O argumento do curador, Aurélio Schommer, é que se deve promover um “debate amplo de idéias” – na verdade, isso para ele não passa de democratismo. Aurélio entende que colocar numa mesa posições ideológicas, ou programáticas, opostas é enriquecer o debate – não importando se o grau de relevância intelectual entre os gladiadores é discrepante. Assim, lembro que na primeira FLICA Ana Maria Gonçalves, ilustre esposa de Idelber Avelar, teve de dividir uma mesa sobre cotas raciais em universidades com o playboy brucutú Rodrigo Constantino. Ao fim da mesa, a vi dizer a Aurélio: “Se a questão era ter alguém contra as cotas, poderia ter chamado Antonio Risério, cujo discurso é melhor lastreado”.
Um debate literário deve primar pelas sofisticação e capacidade de transmissão; se, dentro disso, campos opostos ideológicos comparecerem, ótimo; senão, uma pena, mas a vida segue. Para Aurélio Schommer, o importante é o degladiamento de idéias, não importando o estofo das mesmas – aliás, quanto mais infladas e gasosas, parece que melhor, não?
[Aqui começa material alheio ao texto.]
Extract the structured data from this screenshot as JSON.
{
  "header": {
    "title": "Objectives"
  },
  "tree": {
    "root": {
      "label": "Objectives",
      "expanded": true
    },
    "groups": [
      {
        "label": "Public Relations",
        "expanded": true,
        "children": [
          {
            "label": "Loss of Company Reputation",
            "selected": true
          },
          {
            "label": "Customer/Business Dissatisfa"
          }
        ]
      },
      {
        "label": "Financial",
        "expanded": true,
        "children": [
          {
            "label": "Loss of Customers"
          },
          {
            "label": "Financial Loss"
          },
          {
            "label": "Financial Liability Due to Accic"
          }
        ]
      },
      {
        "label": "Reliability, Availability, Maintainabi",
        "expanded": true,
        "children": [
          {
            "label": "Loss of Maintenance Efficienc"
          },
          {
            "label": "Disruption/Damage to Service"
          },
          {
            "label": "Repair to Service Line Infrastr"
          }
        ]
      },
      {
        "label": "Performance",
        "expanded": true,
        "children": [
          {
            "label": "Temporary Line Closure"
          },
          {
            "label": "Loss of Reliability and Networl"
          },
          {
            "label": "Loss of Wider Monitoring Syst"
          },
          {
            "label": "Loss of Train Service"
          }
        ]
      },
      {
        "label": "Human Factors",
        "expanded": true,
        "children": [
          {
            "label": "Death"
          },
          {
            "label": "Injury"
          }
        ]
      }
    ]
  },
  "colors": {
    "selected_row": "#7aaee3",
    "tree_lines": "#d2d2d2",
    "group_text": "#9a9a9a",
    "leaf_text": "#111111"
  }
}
Na verdade, com isso Aurélio se esquiva de fazer da FLICA a plataforma política que deveria ser: criticando, por exemplo, a (ausência de uma) política de livro e leitura no Estado da Bahia (ou de concursos literários), com correspondente não surgimento de um setor editorial privado robusto (diferente do que ocorreu na música desde a Reforma Cultural com Marcio Meirelles a frente da Secretaria da Cultura), o estatismo imobilista da Fundação Pedro Calmon, etc. – pontos que ele curiosamente atacava bem, antes de a FLICA surgir. Mais do que uma posição de direita pouco sofisticada (Aurélio é um cara mais culto e muito menos de direita do que se julga), ele resvalou para um fisiologismo dependente do estado do qual intenta se libertar. E a FLICA virou quase um evento oficial do Governo do Estado, só que sem o ônus de práticos de produção para este (e aliás, a cada ano com verba mais pífia).
Um dos sintomas que antecipava isso era o previlégio que Aurélio, e a FLICA, davam não só a autores baianos já publicados (o que se justifica, pois precisam circular, promover acesso a seus produtos), mas a gente como José Inácio Vieira de Melo, verdadeiro latifundiário especulativo da literatura baiana atual, que limita o aparecimento de jovens autores realmente interessantes (penso não tanto em mim mesmo, mas na experiência inovadora de James Martins no Pós-Lida, e nos experimentos em verso digital de Alvinho Tinto) – salvo os que passam por seu crivo que parece ter mais de genital do que estético. Inácio quer impor à Bahia uma poesia sertaneja que nada tem de baiana (sequer dialoga com Godofredo Filho), que talvez diga respeito a sua terra de origem, as Alagoas, e que em tudo parece uma afirmação de virilidade flácida como signo clínico de homossexualidade recalcada.
A FLICA, assim, além de cair de quatro para um mercado editorial que sequer baiano é (o que já seria uma mácula em termos de soberania econômica do estado), finge ser política para evitar politizar-se e acaba por sequer ser literária. Nada de novo para quem, como eu, já de há muito partiu para a Anti-Literatura (inclusive, decididamente, quando trabalhei na primeira edição da festa).
Uma mesa, contudo, me interessaria: este encontro diaspórico entre Makota Valdina e Pepetela; e há uma pessoa com quem eu gostaria de conviver intensamente, se lá estivesse: Cristovão Tezza (apesar da companhia desagradável do contudo bom poeta Fabrício Carpinejar), pelo seu enorme apreço aos concursos e prêmios literários que revelam novos talentos (o que revela uma linha de fuga sua da Literatura para a Anti-Literatura).